The Hainan Free Trade Port is taking shape as policies promoting "zero tariffs" and "low tax rates "continue to deliver benefits, Yu Wenzhong, deputy director of the Office of the Free Trade Port Working Committee of the Communist Party of China Hainan Provincial Committee, said on Wednesday.
Speaking at a news conference during Hainan's annual legislative and consultative sessions in Haikou, the provincial capital, Yu highlighted measures such as tariff exemptions for imported pharmaceuticals and medical devices. Approval authority for tax exemptions on value-added processing products for domestic sales has also been delegated to Hainan and applied provincewide.
Zhou Zheng, deputy director of Hainan's Department of Finance, said on Dec 31 that the tariff exemptions for imported pharmaceuticals and medical devices are expected to reduce patient costs and boost the Free Trade Port's competitiveness. The policy is designed to accelerate the introduction of international medical technologies and products.
One early beneficiary is MED-EL, an Austrian hearing implant company.

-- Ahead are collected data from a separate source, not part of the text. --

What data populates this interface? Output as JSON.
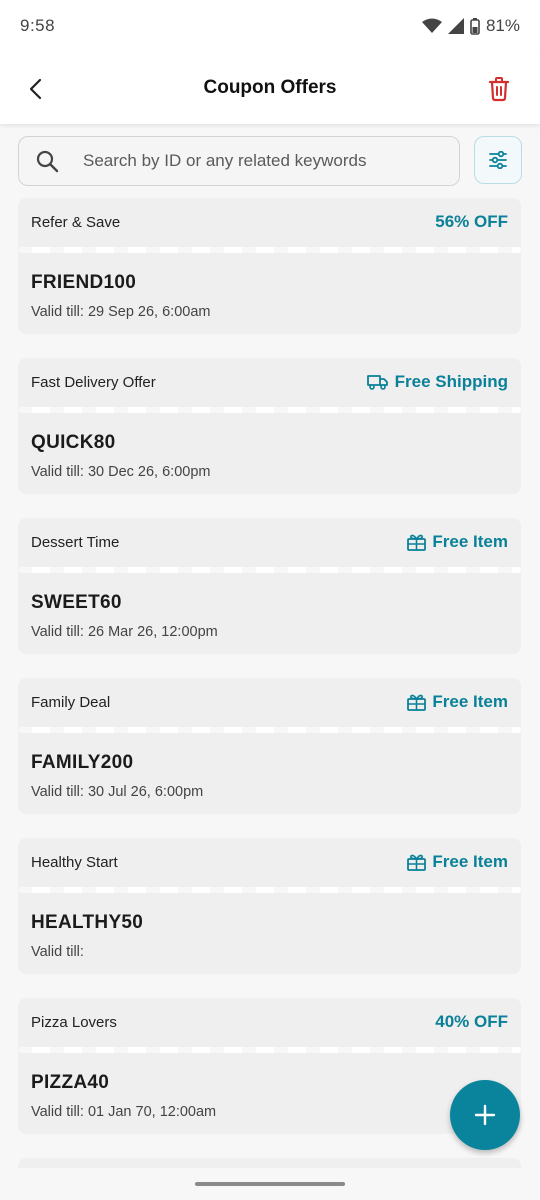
{
  "status_bar": {
    "time": "9:58",
    "battery": "81%"
  },
  "header": {
    "title": "Coupon Offers",
    "back_icon": "chevron-left-icon",
    "delete_icon": "trash-icon"
  },
  "search": {
    "placeholder": "Search by ID or any related keywords",
    "value": ""
  },
  "colors": {
    "accent": "#0a8199",
    "delete": "#d32f2f",
    "card": "#efefef",
    "fab": "#0a849c"
  },
  "coupons": [
    {
      "name": "Refer & Save",
      "offer": "56% OFF",
      "offer_icon": "",
      "code": "FRIEND100",
      "valid": "Valid till: 29 Sep 26, 6:00am"
    },
    {
      "name": "Fast Delivery Offer",
      "offer": "Free Shipping",
      "offer_icon": "truck-icon",
      "code": "QUICK80",
      "valid": "Valid till: 30 Dec 26, 6:00pm"
    },
    {
      "name": "Dessert Time",
      "offer": "Free Item",
      "offer_icon": "gift-icon",
      "code": "SWEET60",
      "valid": "Valid till: 26 Mar 26, 12:00pm"
    },
    {
      "name": "Family Deal",
      "offer": "Free Item",
      "offer_icon": "gift-icon",
      "code": "FAMILY200",
      "valid": "Valid till: 30 Jul 26, 6:00pm"
    },
    {
      "name": "Healthy Start",
      "offer": "Free Item",
      "offer_icon": "gift-icon",
      "code": "HEALTHY50",
      "valid": "Valid till:"
    },
    {
      "name": "Pizza Lovers",
      "offer": "40% OFF",
      "offer_icon": "",
      "code": "PIZZA40",
      "valid": "Valid till: 01 Jan 70, 12:00am"
    }
  ],
  "fab": {
    "icon": "plus-icon"
  }
}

Hospitals in the Boao Lecheng International Medical Tourism Pilot Zone in Qionghai city began importing MED-EL products, taking advantage of tax exemptions in December.
The medical devices include cochlear implants, auditory brainstem implants, bone conduction implants and the latest artificial intelligence machine implant systems. These devices assist doctors in implanting cochlear electrodes, reducing damage to the inner ear and expanding treatment possibilities for patients.
"The 'zero tariffs' policy for imported medical devices has given us a direct cost advantage, enabling lower market prices and allowing us to pass the savings on to patients," said Yang Qing, business director of MED-EL China. "This reduction is a relief for many families, making international advanced medical technologies more accessible."
Since Hainan introduced the value-added processing tax policy in July 2021, 30 companies have conducted such activities, generating nearly 6 billion yuan ($819.1 million) in domestic sales value and saving about 480 million yuan in tariffs as of October 2024, Haikou Customs said.
Last year, Haikou Customs conducted on-site investigations at value-added processing enterprises, expanding the scope of tariff exemptions under the "three unlimited" principle.
The principle removes restrictions on enterprises located in specific customs supervision areas or key industrial parks within the free trade port. Furthermore, companies that can demonstrate the added value of their goods exceeds 30 percent no longer need to apply for Authorized Economic Operators certification.
One beneficiary, Hainan Ouyijia Food Co, based in Danzhou city, sold 22 metric tons of processed pork products domestically last year, taking advantage of the new policy.
"Our company, located in Wangwu Industrial Park, previously did not qualify for the tariff exemptions because we are outside key industrial parks," said Wang Hongbin, general manager of Hainan Ouyijia Food Co. "After the 'three unlimited' principle was introduced, Haikou Customs briefed us on the policy, allowing us to benefit."